Understanding the continuous phenological development at daily time step with a Bayesian hierarchical space-time model: impacts of climate change and extreme weather events

Published by Gavin Huffman on

The impacts of climate change and extreme weather events (e.g. frost-, heat-, drought-, and heavy rainfall events) on the continuous phenological development over the entire seasonal cycle remained poorly understood. Previous studies mainly focused on modeling key phenological transition dates (e.g. discrete timing of spring bud-break and fall senescence) based on aggregated climate variables (e.g. mean temperature, growing-degree days). We developed and evaluated a Bayesian Hierarchical Space-Time model for Land Surface Phenology (BHST-LSP) to synthesize remotely sensed vegetation greenness with climate covariates at a daily temporal scale from 1981 to 2014 across the entire conterminous United States. The BHST-LSP model incorporated both temporal and spatial information and exhibited high predictive power in simulating daily phenological development with an overall out-of-sample R2 of 0.80 ± 0.17 and 0.72 ± 0.20 for spring and fall phenology, respectively. The overall out-of-sample normalized root mean square errors were 9.3% ± 6.1% and 9.9% ± 5.2% between the observed and predicted vegetation greenness for spring and fall phenology, respectively. We found that a fast increase of temperature can accelerate the speed of spring green-up while a slow decrease of temperature can lead to a decelerated fall brown-down. Increasing accumulated precipitation can benefit daily phenological development over an entire growing season, while extreme rainfall events can have the opposite effects.

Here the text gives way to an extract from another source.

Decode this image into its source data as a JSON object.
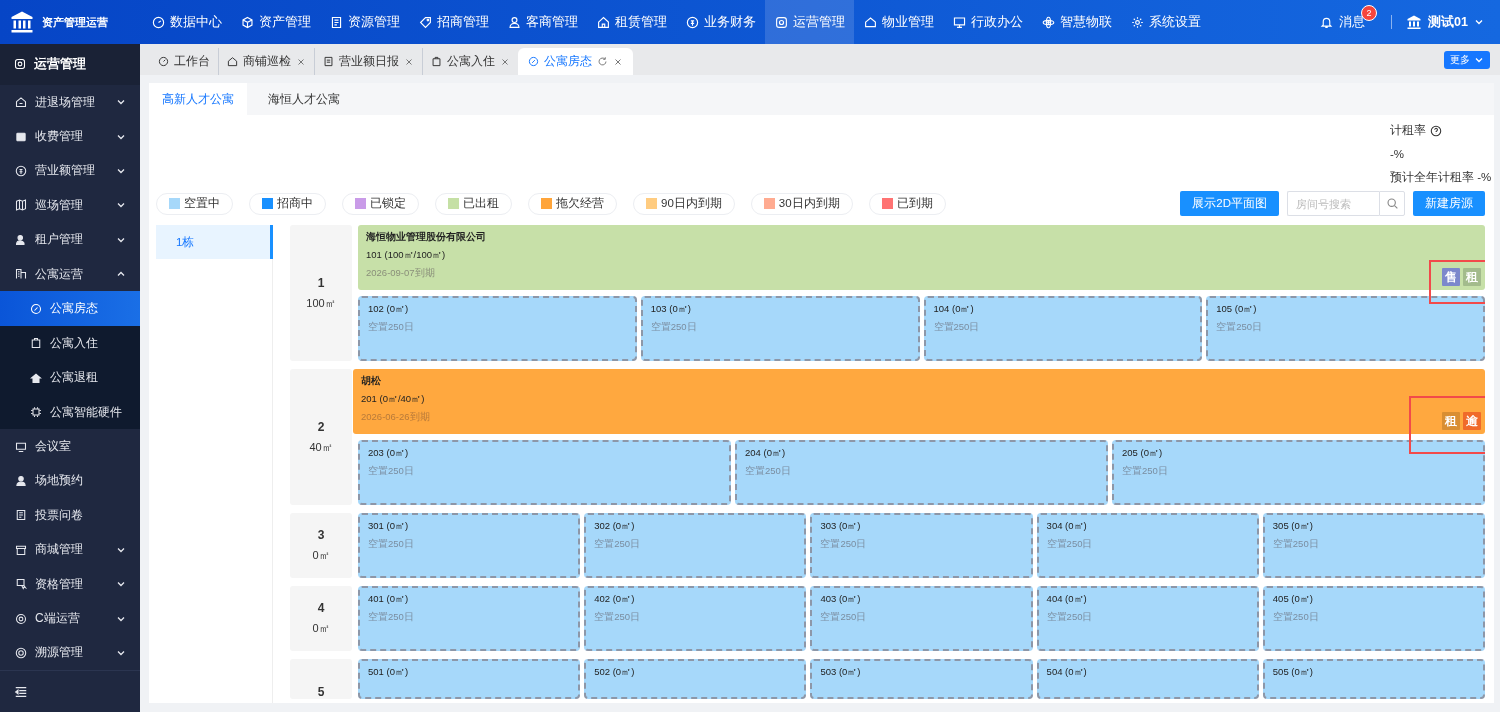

More frequent frost events could slow spring leaf expansion and accelerate fall leaf senescence. Impacts of extreme heat events were complex and depended on water availability. Cropland in the Midwest as well as evergreen needleleaf forest along the coastal regions showed relatively strong resistance to drought events compared to other land cover types. The BHST-LSP model can be used to forecast vegetation phenology given future climate projection, thus providing valuable information for adopting climate change adaptation and mitigation measures.